Visiting Assistant Professor, University of Illinois-Chicago
Website: https://www.sigridluhr.com/
Twitter: @sigridluhr
Topics of Expertise: Childcare (Providers and Systems) / Family Care (Adults, Children, & Disabilities) / Feminism & Families / Gender & Sexuality / Motherhood/Fatherhood / Public Policy: Child Welfare / Public Policy: Labor & Workforce / Transitions: Adolescents to Adulthood (teen sex) / Work & Family
Sigrid Luhr is a Visiting Assistant Professor at the University of Illinois-Chicago. She earned a PhD in Sociology from the University of California, Berkeley in May 2020 and a BA in Sociology from the University of Pennsylvania. Her research examines the reproduction of inequality within the workplace and family, with a focus on gender and social class. Much of her research examines the causes and consequences of workplace inequality across various sectors of the economy – from the low-wage service sector to the high-wage tech industry.

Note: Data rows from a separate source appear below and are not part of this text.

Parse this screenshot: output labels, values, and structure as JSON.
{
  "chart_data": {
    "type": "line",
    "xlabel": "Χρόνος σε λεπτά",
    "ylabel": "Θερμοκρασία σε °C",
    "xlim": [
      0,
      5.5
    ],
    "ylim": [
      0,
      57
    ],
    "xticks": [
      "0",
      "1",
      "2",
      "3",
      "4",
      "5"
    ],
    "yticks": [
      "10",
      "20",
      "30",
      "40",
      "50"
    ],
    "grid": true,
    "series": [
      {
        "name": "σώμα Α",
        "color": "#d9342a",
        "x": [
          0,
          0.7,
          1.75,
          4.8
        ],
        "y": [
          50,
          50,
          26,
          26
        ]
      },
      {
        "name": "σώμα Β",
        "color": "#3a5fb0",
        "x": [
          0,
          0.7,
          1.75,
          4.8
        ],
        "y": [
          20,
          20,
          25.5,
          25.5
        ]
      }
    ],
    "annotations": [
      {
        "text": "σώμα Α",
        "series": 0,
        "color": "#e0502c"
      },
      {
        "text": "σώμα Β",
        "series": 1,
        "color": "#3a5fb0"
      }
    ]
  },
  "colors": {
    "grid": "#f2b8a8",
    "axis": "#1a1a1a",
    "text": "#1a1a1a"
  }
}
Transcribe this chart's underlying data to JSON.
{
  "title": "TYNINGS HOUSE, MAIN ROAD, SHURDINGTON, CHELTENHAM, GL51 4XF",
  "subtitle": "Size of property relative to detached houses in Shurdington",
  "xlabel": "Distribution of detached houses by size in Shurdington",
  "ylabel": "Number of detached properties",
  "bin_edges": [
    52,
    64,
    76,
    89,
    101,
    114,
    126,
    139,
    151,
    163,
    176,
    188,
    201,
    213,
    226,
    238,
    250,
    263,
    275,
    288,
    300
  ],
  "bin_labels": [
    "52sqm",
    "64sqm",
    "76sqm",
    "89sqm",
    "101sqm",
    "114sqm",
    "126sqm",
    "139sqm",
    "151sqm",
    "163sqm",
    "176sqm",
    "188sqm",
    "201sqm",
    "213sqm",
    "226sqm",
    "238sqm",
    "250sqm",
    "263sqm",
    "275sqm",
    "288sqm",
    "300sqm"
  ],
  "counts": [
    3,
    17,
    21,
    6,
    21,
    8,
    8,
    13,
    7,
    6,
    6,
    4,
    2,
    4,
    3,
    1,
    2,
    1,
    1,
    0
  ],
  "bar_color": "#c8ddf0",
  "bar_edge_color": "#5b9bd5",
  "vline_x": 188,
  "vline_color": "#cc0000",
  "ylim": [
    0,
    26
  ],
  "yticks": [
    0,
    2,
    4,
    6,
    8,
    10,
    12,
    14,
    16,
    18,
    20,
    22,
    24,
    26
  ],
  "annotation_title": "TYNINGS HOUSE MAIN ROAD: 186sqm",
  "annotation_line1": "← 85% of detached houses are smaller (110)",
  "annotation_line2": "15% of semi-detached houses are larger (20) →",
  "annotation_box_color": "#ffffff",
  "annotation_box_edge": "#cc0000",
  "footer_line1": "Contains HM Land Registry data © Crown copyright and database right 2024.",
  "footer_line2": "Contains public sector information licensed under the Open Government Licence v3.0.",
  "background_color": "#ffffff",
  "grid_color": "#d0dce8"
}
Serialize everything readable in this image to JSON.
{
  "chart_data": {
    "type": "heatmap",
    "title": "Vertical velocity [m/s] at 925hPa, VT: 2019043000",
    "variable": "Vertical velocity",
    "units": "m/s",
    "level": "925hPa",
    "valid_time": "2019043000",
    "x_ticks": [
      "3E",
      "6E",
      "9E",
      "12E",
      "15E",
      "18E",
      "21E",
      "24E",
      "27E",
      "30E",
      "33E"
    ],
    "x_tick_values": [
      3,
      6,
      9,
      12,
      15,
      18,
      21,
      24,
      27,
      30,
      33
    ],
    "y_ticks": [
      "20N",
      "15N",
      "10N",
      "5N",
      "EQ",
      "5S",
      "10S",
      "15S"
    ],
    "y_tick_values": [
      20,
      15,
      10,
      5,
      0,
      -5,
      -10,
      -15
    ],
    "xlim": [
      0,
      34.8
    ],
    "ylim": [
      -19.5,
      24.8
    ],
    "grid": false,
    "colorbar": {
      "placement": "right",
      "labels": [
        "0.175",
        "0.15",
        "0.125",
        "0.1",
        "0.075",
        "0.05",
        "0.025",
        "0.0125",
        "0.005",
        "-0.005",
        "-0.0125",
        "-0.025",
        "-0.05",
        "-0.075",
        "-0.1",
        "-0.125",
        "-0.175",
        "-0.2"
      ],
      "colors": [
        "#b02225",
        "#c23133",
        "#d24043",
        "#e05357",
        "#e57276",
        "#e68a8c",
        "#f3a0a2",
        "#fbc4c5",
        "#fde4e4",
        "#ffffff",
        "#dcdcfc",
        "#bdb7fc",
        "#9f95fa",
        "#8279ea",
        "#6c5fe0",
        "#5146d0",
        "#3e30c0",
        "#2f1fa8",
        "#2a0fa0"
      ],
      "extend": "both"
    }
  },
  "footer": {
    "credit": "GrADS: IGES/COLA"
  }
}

Sigrid’s current research draws on in-depth interviews with tech workers to understand how gender inequality is reproduced within the San Francisco Bay Area tech industry. The project moves beyond the supply-side explanation of the educational pipeline to understand the role that tech companies play in gender inequality. The project investigates multiple facets of the tech industry, from the language used to discuss workplace diversity, to the gendered role sorting within tech companies, to the various ways that women contort themselves to embody the image of an “ideal tech worker.”
In other research projects, Sigrid has studied social class differences in how adolescents learn about finances within the home, how mothers and fathers working in the service industry signal their status as parents at work, how scheduling practices affect the child care arrangements and parenting practices of parents working low-wage service jobs, and the experiences of middle-income families during the Great Recession.
Her research has been published in Gender & Society, Journal of Family and Economic Issues, Social Service Review, Journal of Family Studies, and Social Problems.